Police have detained a doctor responsible for the death of 13 women after conducting mass sterilisation surgeries in central India, amid anger in a country that has one of the world’s highest rate of sterilisation against women.
RK Gupta, who received an award earlier this year for conducting 50,000 laparoscopic sterilisation, was detained for questioning late on Wednesday in Chhattisgarh state, Pawan Deo, the police inspector general, told the AFP news agency.
A total of 83 women, all villagers under the age of 32, were operated on in a total of five hours in a health camp on Saturday. Each woman was paid $23 as part of a government-run sterilisation scheme to reduce the growth of a population that has reached 1.3 billion.
The victims, including over 50 women who remain hospitalised, had suffered vomiting and a dramatic fall in blood pressure after undergoing laparoscopic sterilisation, a process in which the fallopian tubes are blocked.
Police were planning to seize equipment used during the surgeries, Deo said, amid fears that they were infected before the operations were carried out.
“It appears the incident occurred due to negligence” by doctors, Raman Singh, Chhattisgarh chief minister, said before urging patience for the autopsy results.
He also said the victims’ families would each receive a compensation payment of about $6,600.

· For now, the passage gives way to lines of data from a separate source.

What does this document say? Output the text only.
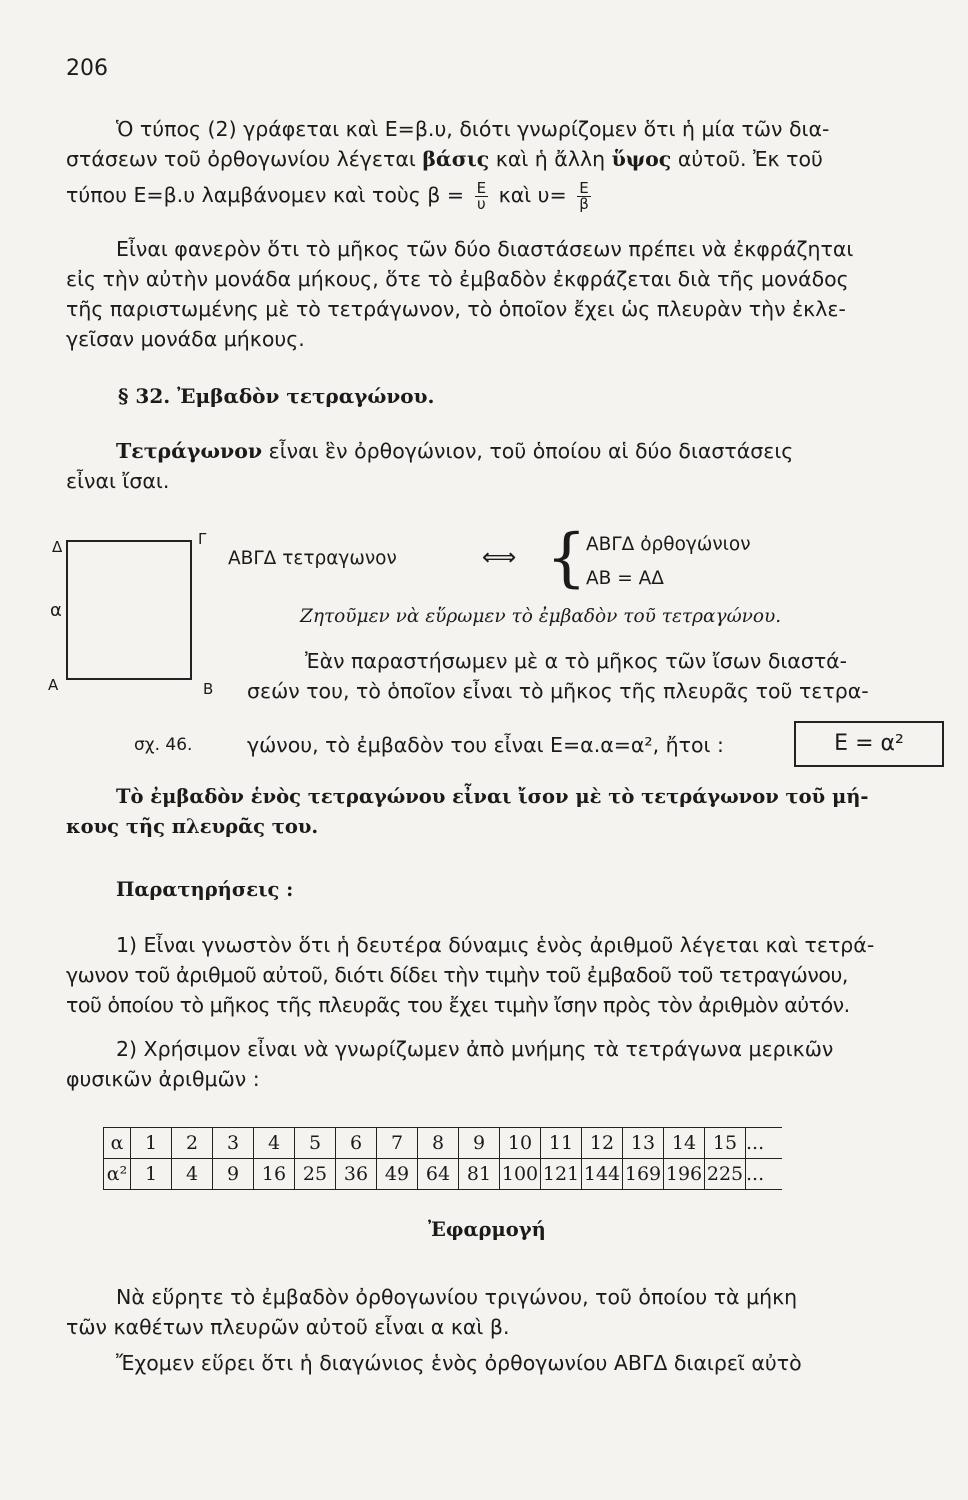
206
Ὁ τύπος (2) γράφεται καὶ Ε=β.υ, διότι γνωρίζομεν ὅτι ἡ μία τῶν δια-
στάσεων τοῦ ὀρθογωνίου λέγεται βάσις καὶ ἡ ἄλλη ὕψος αὐτοῦ. Ἐκ τοῦ
τύπου Ε=β.υ λαμβάνομεν καὶ τοὺς $\beta = \frac{E}{\upsilon}$ καὶ $\upsilon= \frac{E}{\beta}$
Εἶναι φανερὸν ὅτι τὸ μῆκος τῶν δύο διαστάσεων πρέπει νὰ ἐκφράζηται
εἰς τὴν αὐτὴν μονάδα μήκους, ὅτε τὸ ἐμβαδὸν ἐκφράζεται διὰ τῆς μονάδος
τῆς παριστωμένης μὲ τὸ τετράγωνον, τὸ ὁποῖον ἔχει ὡς πλευρὰν τὴν ἐκλε-
γεῖσαν μονάδα μήκους.
§ 32. Ἐμβαδὸν τετραγώνου.
Τετράγωνον εἶναι ἓν ὀρθογώνιον, τοῦ ὁποίου αἱ δύο διαστάσεις
εἶναι ἴσαι.
Δ	Γ
Α	Β
α
σχ. 46.
ΑΒΓΔ τετραγωνον	⟺ { ΑΒΓΔ ὀρθογώνιον
ΑΒ = ΑΔ
Ζητοῦμεν νὰ εὕρωμεν τὸ ἐμβαδὸν τοῦ τετραγώνου.
Ἐὰν παραστήσωμεν μὲ α τὸ μῆκος τῶν ἴσων διαστά-
σεών του, τὸ ὁποῖον εἶναι τὸ μῆκος τῆς πλευρᾶς τοῦ τετρα-
γώνου, τὸ ἐμβαδὸν του εἶναι Ε=α.α=α², ἤτοι :	Ε = α²
Τὸ ἐμβαδὸν ἑνὸς τετραγώνου εἶναι ἴσον μὲ τὸ τετράγωνον τοῦ μή-
κους τῆς πλευρᾶς του.
Παρατηρήσεις :
1) Εἶναι γνωστὸν ὅτι ἡ δευτέρα δύναμις ἑνὸς ἀριθμοῦ λέγεται καὶ τετρά-
γωνον τοῦ ἀριθμοῦ αὐτοῦ, διότι δίδει τὴν τιμὴν τοῦ ἐμβαδοῦ τοῦ τετραγώνου,
τοῦ ὁποίου τὸ μῆκος τῆς πλευρᾶς του ἔχει τιμὴν ἴσην πρὸς τὸν ἀριθμὸν αὐτόν.
2) Χρήσιμον εἶναι νὰ γνωρίζωμεν ἀπὸ μνήμης τὰ τετράγωνα μερικῶν
φυσικῶν ἀριθμῶν :
α	1	2	3	4	5	6	7	8	9	10	11	12	13	14	15	...
α²	1	4	9	16	25	36	49	64	81	100	121	144	169	196	225	...
Ἐφαρμογή
Νὰ εὕρητε τὸ ἐμβαδὸν ὀρθογωνίου τριγώνου, τοῦ ὁποίου τὰ μήκη
τῶν καθέτων πλευρῶν αὐτοῦ εἶναι α καὶ β.
Ἔχομεν εὕρει ὅτι ἡ διαγώνιος ἑνὸς ὀρθογωνίου ΑΒΓΔ διαιρεῖ αὐτὸ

Al Jazeera’s Faiz Jamil, reporting from Bilaspur, said some of the relatives at the hospital reported that the women had been experiencing vomiting and fainting for days.
“They say this is a rare case of any deaths, let alone critical illness, happening. All surgical procedures were done by doctors who have experience in sterilisation.”
The apparent cause of death was either blood poisoning or haemorrhagic shock, which occurs when a person has lost too much blood, Amar Singh, Chhattisgarh’s deputy health director, said, though the preliminary results from autopsies were expected to be released later on Wednesday.